Sin embargo, la temperatura aumentaba en progresión importante, y me sentía bañado de sudor en medio de una atmósfera abrasadora. Sólo podía compararla al calor que despiden los hornos de una fundición cuando se efectúan las coladas. Poco a poco, Hans, mi tío y yo nos habíamos ido despojando de nuestros chaquetas y chalecos; la prenda más ligera causaba un gran malestar, por no decir sufrimiento.

—¿Será acaso que subimos hacia un foco incandescente? exclamé, en un momento en que el calor aumentaba.

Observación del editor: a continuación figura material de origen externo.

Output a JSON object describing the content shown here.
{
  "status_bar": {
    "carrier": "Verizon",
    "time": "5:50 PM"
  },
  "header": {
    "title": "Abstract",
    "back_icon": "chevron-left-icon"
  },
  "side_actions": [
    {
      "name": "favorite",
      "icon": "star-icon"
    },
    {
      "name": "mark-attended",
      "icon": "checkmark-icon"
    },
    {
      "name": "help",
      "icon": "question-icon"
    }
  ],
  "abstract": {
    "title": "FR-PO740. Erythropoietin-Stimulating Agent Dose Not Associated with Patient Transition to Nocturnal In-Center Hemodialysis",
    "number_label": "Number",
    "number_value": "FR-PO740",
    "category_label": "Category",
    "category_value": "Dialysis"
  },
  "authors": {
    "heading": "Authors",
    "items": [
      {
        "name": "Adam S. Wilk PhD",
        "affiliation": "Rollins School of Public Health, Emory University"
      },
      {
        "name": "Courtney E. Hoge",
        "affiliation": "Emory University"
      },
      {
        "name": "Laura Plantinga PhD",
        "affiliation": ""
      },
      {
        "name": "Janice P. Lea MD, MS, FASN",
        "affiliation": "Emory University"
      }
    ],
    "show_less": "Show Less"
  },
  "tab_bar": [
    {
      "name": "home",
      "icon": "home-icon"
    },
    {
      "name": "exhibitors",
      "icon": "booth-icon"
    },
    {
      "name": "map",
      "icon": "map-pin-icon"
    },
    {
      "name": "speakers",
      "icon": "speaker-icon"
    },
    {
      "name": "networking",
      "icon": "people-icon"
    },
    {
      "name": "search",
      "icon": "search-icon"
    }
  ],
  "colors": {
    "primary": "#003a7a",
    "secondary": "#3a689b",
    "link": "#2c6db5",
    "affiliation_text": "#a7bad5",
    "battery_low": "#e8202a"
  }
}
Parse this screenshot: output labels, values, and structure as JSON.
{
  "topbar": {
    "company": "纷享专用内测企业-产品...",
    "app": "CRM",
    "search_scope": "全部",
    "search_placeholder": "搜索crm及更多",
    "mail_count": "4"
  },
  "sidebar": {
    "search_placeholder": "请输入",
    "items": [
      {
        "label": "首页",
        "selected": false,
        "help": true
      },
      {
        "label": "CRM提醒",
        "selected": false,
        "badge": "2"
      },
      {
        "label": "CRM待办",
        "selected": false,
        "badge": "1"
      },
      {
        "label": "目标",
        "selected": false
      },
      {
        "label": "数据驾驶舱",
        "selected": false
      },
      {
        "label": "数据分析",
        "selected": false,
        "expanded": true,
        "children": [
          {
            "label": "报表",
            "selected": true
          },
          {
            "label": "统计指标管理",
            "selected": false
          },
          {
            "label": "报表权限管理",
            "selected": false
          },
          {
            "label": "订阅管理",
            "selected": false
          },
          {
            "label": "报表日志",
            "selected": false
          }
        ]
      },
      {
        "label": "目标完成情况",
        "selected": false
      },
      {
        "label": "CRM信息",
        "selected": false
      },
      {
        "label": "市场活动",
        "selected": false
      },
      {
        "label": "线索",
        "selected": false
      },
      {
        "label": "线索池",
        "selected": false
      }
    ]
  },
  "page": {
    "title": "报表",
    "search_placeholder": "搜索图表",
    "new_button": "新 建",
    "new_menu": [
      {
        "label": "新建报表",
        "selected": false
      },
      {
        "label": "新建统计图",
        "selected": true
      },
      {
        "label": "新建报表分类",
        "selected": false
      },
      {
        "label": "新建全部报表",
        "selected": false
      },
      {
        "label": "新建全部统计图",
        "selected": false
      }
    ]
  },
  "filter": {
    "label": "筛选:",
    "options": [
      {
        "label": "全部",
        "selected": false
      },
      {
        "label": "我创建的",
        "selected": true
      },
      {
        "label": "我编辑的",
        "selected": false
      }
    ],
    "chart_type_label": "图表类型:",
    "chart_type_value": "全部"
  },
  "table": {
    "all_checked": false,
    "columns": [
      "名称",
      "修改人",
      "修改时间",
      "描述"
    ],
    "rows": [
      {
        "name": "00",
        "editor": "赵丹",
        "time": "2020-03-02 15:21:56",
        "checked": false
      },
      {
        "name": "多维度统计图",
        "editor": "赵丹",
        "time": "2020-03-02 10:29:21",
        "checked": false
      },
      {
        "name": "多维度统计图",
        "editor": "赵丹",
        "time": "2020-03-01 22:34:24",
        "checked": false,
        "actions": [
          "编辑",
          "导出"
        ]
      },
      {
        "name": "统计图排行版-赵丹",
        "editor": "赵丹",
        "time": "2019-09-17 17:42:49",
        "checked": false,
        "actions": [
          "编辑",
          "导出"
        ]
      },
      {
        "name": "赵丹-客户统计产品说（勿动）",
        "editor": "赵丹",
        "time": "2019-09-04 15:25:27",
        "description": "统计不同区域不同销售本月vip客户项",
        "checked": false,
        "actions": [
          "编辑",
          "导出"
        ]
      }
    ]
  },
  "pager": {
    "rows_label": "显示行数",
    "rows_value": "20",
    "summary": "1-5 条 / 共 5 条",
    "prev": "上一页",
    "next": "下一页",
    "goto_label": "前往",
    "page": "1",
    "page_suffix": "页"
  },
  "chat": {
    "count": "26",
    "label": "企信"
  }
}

—No —respondió mi tío—; es imposible, ¡imposible!

—Sin embargo —insistí yo, palpando la pared—, esta muralla quema.

Al decir esto, rozó mi mano la superficie del agua y tuve que retirarlo a todo prisa.

—¡El agua abrasa! —exclamé.

El profesor esta vez respondió solamente con un gesto de cólera.

Un terror invisible se apoderó entonces de mi mente y ya no me fue posible verme libre de él. Presentía una catástrofe próxima, tan espantosa como la imaginación más audaz no hubiera podido concebir. Una idea, incierta y vaga primero, se trocó en certidumbre en mi espíritu. La rechacé, mas tornó con obstinación nuevamente. No me atrevía a formularla sin embargo, algunas observaciones involuntarias me hicieron adquirir la convicción. A la dudosa luz de la antorcha, advertí en las capas graníticas movimientos desordenados; iba evidentemente a producirse un fenómeno en el que la electricidad desempeñaba un papel; además, aquel calor excesivo, aquel agua en ebullición... Decidí observar la brújula, pero estaba como loca.